OBITUARIO
'El reloj' de Lucho Gatica seguirá marcando las horas
Tan bueno era el fallecido bolerista chileno que despegó en México, y eso que vender allí boleros es como vender neveras en el Polo Norte
Olga Merino
Periodista y escritora
Escritora y periodista. Master of Arts (Latin American Studies) por la University College of London (Beca La Caixa/British Council). Fue corresponsal de EL PERIÓDICO en Moscú en los años 90. Profesora en la Escola d'Escriptura de l'Ateneu Barcelonès. Su última novela: 'La forastera' (Alfaguara, 2020).
Olga Merino
"Hoy mi playa se viste de amargura, porque tu barca tiene que partir…". Se murió Lucho Gatica, que parecía inmortal. Se va otra leyenda del bolero a la altura de los más grandes: Olga Guillot, Los Panchos, ya casi convertidos en una franquicia, o el mexicano Agustín Lara, con aquella cicatriz arrabalera en la mejilla después de que una corista despechada se la rajara con una botella rota. La vida convertida en letra de canción. Ya lo decía el viejo Lucho: "Para cantar bien el bolero, hay que sentirlo". Y él lo sintió; se decía muy enamoradizo, se casó tres veces y tuvo siete hijos.
A sus 90 años, vivía ya retirado del mundo, en México capital, con su hija Aida, como un abuelo tranquilo, con sus rutinas, su diabetes y el severo deterioro cognitivo que le había impuesto la vejez. Por las tardes, le ponían sus viejas canciones, y el hombre sonreía y las canturreaba. "Tú me acostumbraste a todas esas cosas, y tú me enseñaste que son maravillosas...". El verano pasado le colocaron una estatua en Rancagua, su ciudad natal, a unos cien kilómetros al sur de Santiago de Chile. Luis Enrique Gatica; en Chile, los Luises de barrio son Luchos, y él tenía cara de chileno sencillo y mestizo.
Voz caliente, ancha y suave. Debía de ser rematadamente bueno cuando, hijo de viuda y con siete hermanos, se plantó en México a los 20 años con la marciana ilusión de cantarles allí boleros, que viene a ser como venderles neveras a los esquimales. Pero triunfó, vaya si lo hizo. Desde Estados Unidos hasta la última vértebra del espinazo andino. El premio Nobel Mario Vargas Llosa inmortalizó su presentación a mediados de los 50 en Lima en la muy autobiográfica novela 'La tía Julia y el escribidor', cuando Varguitas trabajaba en la Radio Panamericana y él y sus compañeros tuvieron que proteger al cantante del acoso de las fans: "A mí me habían arrancado la corbata y hecho jirones la camisa, a Jesusito le habían roto el uniforme y robado la gorra […] El astro estaba indemne, pero de su ropa sólo conservaba íntegros los zapatos y los calzoncillos."

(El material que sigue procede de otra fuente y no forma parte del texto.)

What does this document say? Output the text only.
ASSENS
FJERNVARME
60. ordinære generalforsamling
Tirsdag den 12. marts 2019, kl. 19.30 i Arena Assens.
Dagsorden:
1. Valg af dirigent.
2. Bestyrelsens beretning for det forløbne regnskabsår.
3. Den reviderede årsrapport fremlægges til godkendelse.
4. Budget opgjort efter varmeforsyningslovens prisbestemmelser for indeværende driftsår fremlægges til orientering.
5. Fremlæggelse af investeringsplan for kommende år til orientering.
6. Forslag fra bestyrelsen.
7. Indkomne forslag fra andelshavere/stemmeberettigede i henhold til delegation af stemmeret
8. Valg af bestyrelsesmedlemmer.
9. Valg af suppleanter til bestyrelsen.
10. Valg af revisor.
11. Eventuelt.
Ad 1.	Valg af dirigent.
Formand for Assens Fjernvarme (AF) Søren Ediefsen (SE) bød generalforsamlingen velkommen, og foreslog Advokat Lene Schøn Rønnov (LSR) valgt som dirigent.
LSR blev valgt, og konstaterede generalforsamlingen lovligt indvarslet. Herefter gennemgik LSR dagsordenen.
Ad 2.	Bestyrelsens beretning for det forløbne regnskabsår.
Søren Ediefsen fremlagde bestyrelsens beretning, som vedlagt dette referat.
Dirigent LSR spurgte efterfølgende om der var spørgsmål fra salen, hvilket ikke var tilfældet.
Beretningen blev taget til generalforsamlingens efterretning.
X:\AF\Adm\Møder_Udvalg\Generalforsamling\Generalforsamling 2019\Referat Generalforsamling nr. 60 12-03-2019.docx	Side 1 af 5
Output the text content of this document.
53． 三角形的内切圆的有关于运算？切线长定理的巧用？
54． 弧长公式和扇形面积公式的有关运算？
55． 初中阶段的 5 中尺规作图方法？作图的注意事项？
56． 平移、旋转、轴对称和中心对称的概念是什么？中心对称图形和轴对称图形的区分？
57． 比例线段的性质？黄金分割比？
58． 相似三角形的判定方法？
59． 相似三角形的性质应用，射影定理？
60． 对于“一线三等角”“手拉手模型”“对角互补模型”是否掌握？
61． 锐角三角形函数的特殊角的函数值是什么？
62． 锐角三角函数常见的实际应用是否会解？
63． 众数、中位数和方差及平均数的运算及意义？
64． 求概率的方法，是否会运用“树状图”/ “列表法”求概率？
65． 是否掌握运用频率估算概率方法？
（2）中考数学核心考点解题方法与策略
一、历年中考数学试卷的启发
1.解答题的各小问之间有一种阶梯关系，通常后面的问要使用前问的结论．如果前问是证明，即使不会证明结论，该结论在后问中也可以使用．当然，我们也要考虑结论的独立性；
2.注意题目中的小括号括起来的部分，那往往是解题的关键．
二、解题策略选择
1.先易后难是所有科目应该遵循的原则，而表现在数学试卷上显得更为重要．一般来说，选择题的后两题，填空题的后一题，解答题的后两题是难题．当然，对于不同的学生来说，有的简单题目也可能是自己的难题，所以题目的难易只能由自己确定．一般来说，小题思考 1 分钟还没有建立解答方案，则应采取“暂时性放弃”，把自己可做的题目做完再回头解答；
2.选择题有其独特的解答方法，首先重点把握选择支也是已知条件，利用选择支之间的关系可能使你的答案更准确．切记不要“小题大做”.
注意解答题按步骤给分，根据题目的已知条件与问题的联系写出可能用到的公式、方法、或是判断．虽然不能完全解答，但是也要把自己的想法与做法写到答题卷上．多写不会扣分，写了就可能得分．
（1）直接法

Luego se codeó con Frank Sinatra, con Elvis Presley, Nat King Cole y con Ava Gardner, de quien cuentan que pidió silencio en un club neoyorquino en 1963 para poder escucharlo: "Apaguen el ventilador, que está cantando Gatica". Tan y tan famoso fue que, a finales de los 50, se hizo popular un chiste muy tonto: "¿Qué le dijo el gato a la gatita? Por ti Lucho, Gatica".
En coche a Sant Miquel del Fai
Fue por esa época cuando mis padres debieron de enamorarse bailando alguno de sus boleros. "Reloj, no marques las horas, porque mi vida se apaga". Eran años de faldas de vuelo, corbatas de nudo estrecho y de deseo sin casi tocarse. Si recuerdo letras de memoria es por las casetes del coche, ya que los viajes sesenteros resultaban larguísimos aunque fueran al mirador de Sant Miquel del Fai.
Más que las cumbres de guayabera y paripé, lo que nos hermana con América Latina es el lenguaje común del bolero, del amor, su epifanía y el desgarro de la pérdida. El bolero, un género inmortal que nació en la Cuba independentista de José Martí para saltar enseguida a Centroamérica. Un sentimiento que se baila. Una de las mejores definiciones se la leí al añorado compañero Jordi Saladrigas para el disco 'Free boleros', que grabaron Mayte Martín y el pianista Tete Montoliu: "Un bolero es una melodía nocturna, próxima y olorosa, que sirve para llorar, para adorar, para abrazar como la hiedra". Dicen que la distancia es el olvido, pero yo no concibo esa razón. El bolero es siempre verdad.